Fachada do prédio da Fapesp (Fundação de Amparo à Pesquisa do Estado de São Paulo) em São Paulo - Folhapress

"Esses fundos são reservas financeiras usadas para o fomento das pesquisas em andamento e que são de longo prazo; esses projetos necessitam dos recursos ao longo de seu desenvolvimento, que ultrapassam um ano", afirma Adriano D. Andricopulo, professor da USP e diretor-executivo da Aciesp.

"Os cientistas das universidades públicas, com o apoio da Fapesp, têm atuado de maneira permanente para lidar com os desafios da atualidade. Se aprovado, o PL causará prejuízos irreparáveis às atividades científicas no estado de São Paulo", acrescenta Andricopulo.

Pesquisadores do estado se mobilizaram nas redes sociais para barrar o avanço do projeto. Um abaixo assinado criado pela Aciesp para pressionar os parlamentares contra o PL contava com quase 30 mil assinaturas até a tarde desta segunda-feira (17).

"Muitas dessas pesquisas feitas no estado dependem de um financiamento altíssimo. Isso não pode ser visto jamais como um desperdício. Esse conhecimento gerado é a base para o desenvolvimento econômico", diz Vanderlan Bolzani, professora da Unesp e presidente da Aciesp.

Para os representantes da Aciesp, o PL pode ainda ferir a autonomia de gestão financeira das universidades, prevista na Constituição Federal.

As universidades estaduais de São Paulo têm destaque internacional em diversas áreas de pesquisa. O primeiro sequenciamento genético do novo coronavírus, por exemplo, foi encabeçado por pesquisadores da USP com a colaboração de cientistas estrangeiros.

Mesmo com a crise trazida pela pandemia, os cientistas do estado mantiveram as pesquisas essenciais funcionando e trabalham com testes de remédios com potencial para tratar a Covid-19 e o desenvolvimento de respiradores que possam minimizar os impactos da doença.
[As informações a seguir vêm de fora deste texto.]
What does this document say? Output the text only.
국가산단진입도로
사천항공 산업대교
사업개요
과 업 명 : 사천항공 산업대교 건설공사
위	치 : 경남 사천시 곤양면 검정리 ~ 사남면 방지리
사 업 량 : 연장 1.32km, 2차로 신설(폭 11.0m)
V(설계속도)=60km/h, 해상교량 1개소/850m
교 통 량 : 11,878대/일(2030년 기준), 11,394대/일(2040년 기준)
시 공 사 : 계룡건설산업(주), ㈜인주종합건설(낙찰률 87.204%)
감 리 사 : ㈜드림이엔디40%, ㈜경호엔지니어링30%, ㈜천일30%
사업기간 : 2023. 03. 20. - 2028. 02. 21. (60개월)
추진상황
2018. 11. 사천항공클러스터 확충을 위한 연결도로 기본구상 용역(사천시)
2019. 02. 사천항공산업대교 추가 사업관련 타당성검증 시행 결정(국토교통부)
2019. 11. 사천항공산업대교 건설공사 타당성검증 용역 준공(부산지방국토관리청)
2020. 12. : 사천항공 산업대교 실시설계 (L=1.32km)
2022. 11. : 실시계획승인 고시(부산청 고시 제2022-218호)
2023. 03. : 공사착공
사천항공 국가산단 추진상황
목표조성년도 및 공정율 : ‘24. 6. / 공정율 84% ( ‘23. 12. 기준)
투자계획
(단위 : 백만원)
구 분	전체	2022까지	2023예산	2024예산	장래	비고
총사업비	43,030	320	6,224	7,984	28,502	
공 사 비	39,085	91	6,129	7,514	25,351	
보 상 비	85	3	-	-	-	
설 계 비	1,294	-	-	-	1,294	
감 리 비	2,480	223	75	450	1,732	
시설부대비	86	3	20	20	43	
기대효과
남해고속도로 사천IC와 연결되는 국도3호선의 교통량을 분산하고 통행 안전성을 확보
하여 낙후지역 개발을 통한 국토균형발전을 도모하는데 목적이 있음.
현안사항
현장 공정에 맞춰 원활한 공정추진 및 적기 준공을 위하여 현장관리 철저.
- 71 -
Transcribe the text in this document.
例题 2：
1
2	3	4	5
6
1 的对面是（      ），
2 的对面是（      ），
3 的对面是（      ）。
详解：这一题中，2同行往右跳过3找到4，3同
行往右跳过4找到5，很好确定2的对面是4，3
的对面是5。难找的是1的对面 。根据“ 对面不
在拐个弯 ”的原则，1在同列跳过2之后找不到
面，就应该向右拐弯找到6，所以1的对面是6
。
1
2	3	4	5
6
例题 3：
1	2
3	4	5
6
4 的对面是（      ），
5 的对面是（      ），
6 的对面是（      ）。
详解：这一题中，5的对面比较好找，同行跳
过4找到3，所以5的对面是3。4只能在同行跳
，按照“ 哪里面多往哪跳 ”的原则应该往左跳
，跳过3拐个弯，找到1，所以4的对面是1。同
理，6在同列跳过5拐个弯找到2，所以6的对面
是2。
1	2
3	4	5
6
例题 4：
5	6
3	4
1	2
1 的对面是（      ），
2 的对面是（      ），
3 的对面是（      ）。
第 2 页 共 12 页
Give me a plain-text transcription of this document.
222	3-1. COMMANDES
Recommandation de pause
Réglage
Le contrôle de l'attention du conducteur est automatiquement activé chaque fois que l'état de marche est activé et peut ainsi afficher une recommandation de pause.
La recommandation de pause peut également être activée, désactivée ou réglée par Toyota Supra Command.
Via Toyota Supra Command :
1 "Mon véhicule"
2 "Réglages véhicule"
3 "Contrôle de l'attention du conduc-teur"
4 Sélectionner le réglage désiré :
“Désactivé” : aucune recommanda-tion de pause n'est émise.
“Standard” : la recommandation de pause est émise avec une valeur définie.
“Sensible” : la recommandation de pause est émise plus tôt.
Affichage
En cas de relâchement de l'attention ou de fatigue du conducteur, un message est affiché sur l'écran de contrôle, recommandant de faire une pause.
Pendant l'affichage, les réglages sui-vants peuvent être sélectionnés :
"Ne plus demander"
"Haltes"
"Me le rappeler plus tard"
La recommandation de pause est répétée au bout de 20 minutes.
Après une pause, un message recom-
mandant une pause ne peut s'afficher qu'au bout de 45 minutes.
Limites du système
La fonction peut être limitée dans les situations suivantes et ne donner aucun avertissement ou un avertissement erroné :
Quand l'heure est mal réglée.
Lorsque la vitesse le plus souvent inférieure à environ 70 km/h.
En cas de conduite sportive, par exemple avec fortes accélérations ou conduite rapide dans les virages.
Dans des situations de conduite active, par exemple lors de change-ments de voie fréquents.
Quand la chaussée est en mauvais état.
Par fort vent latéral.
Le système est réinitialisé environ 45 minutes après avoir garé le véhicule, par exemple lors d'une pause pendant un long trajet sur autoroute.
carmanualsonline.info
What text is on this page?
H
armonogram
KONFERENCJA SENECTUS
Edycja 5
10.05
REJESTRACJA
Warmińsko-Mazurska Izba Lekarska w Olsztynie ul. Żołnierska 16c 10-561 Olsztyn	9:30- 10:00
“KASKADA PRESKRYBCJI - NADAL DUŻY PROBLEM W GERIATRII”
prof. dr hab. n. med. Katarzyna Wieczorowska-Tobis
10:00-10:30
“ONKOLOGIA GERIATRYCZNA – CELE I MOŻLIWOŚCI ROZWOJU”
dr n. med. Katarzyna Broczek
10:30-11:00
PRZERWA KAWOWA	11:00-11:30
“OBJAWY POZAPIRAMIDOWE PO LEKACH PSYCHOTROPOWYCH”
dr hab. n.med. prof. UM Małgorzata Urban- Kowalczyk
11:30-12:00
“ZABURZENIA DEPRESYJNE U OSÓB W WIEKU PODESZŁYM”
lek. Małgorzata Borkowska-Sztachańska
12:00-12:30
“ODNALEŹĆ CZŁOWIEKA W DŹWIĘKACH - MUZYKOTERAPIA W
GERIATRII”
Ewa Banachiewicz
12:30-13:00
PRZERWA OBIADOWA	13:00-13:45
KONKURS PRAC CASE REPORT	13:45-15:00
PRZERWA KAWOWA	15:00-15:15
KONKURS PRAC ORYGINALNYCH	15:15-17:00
A nota enviada pelo governo diz que o ajuste fiscal não vai paralisar pesquisas sobre a Covid-19.

Em nota publicada no domingo (16), o Conselho de Reitores das Universidades Estaduais Paulistas (Cruesp) diz que iniciou discussões e ações junto aos poderes Executivo e Legislativo para avaliar as implicações e os impactos na autonomia universitária.

A Fapesp disse que vai emitir uma nota oficial sobre o tema na quarta-feira (19), quando o conselho superior da instituição deve se reunir para discutir o assunto.

A Sociedade Brasileira para o Progresso da Ciência (SBPC) afirmou em nota que a aprovação do PL 529 levará à paralisação da maioria das atividades científicas do estado de São Paulo e que os fundos das universidades, de seus institutos de pesquisa e da Fapesp não constituem superávit, mas, sim, reservas financeiras para manutenção e para financiamento de projetos.

"Entende-se a necessidade de austeridade fiscal no momento, mas a ciência é atividade absolutamente essencial, tanto para enfrentamento de desafios atuais como para futuro desenvolvimento econômico e social. De fato, São Paulo deve seu destaque econômico atual no país ao seu sistema de universidades públicas em conjunto com a Fapesp", continua a SBPC.

Na terça-feira (18) termina o prazo para apresentação de emendas ao projeto, e o texto será encaminhado para três comissões.

É possível que parlamentares da base do governo prefiram que o projeto tramite por um congresso de comissões, quando várias delas são reunidas em uma mesma reunião para que a aprovação seja mais rápida.

A previsão inicial do líder do governo na Assembleia Legislativa, deputado Carlão Pignatari (PSDB), é de que o PL seja aprovado até o fim de setembro.